As the world is pumped up in exhilaration with the advent of AI, performance engineering is also zealous towards its application.
Now before we are headed towards the application, let us take a quick look at the basics.
So, “What does data mean?”
Data is bits of factual information, mostly numeric, collected through multiple observations. And it can be the basis of AI build-upon machines.
Therefore, if the question of the application of AI to enhance performance engineering arises, then data has a lot to do with it as well.
Performance Engineering mainly focuses on:
- delivering the best user experience to one’s customers, despite load or weather conditions,
- implement performance throughout every stage of Software Development Life Cycle (SDLC).
- testing of speed, scalability, responsiveness, response time under varying workloads.
Henceforth, keeping a meticulous eye on the data and its fixing can be a cumbersome procedure. On top of that, the cost of fixing can turn out to be 30 times more than its building up.
Recent studies suggest that 41.02% of the users are likely to leave a website if its load time tends to be more than three minutes. So there is great pressure on performance engineering to place everything right.

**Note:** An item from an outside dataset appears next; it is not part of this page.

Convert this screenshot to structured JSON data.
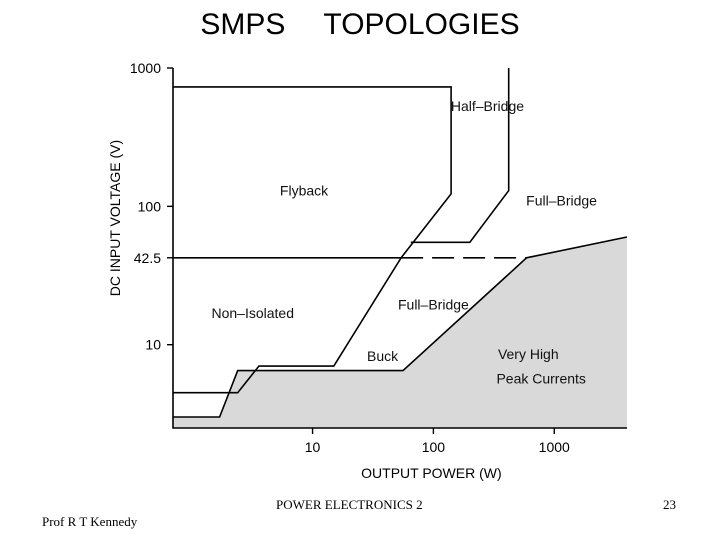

In this case, AI is a boon to performance engineering. This would enable just a ‘go’ button on the software to make ready all the testing and its results ready. Here are the two most important steps where AI proves itself better than human testings:
1.Track users better.
User action i.e. what the user would do next has been the guesswork of the testers until recent times. What action does the user take or how often or how much time is required; all are part of a long process!
Instead, all the data should enter into an ML tool aided by AI for processing, which would enable the testers to access information faster.
2.Enhance performance in production.
A huge amount of data is required in production. Also, systematically arranging data to extract the required information is a must.
Here too, ML could be your knight in shining armor. ML can utilize data to predict trends. ML charts can predict performance problems earlier to production. Hence, it could be possible to test the fix much earlier in the production process, which would minimize the cost of fixing.
ML with the help of AI can work beyond the scope of search engine with data from various sources. Increasing the credibility of your performance engineering has become faster than ever before. Predicting trends, fixing bugs and more now possible at a swift without interfering customer’s experience. Thanks to AI for being yours and your customer’s best pal.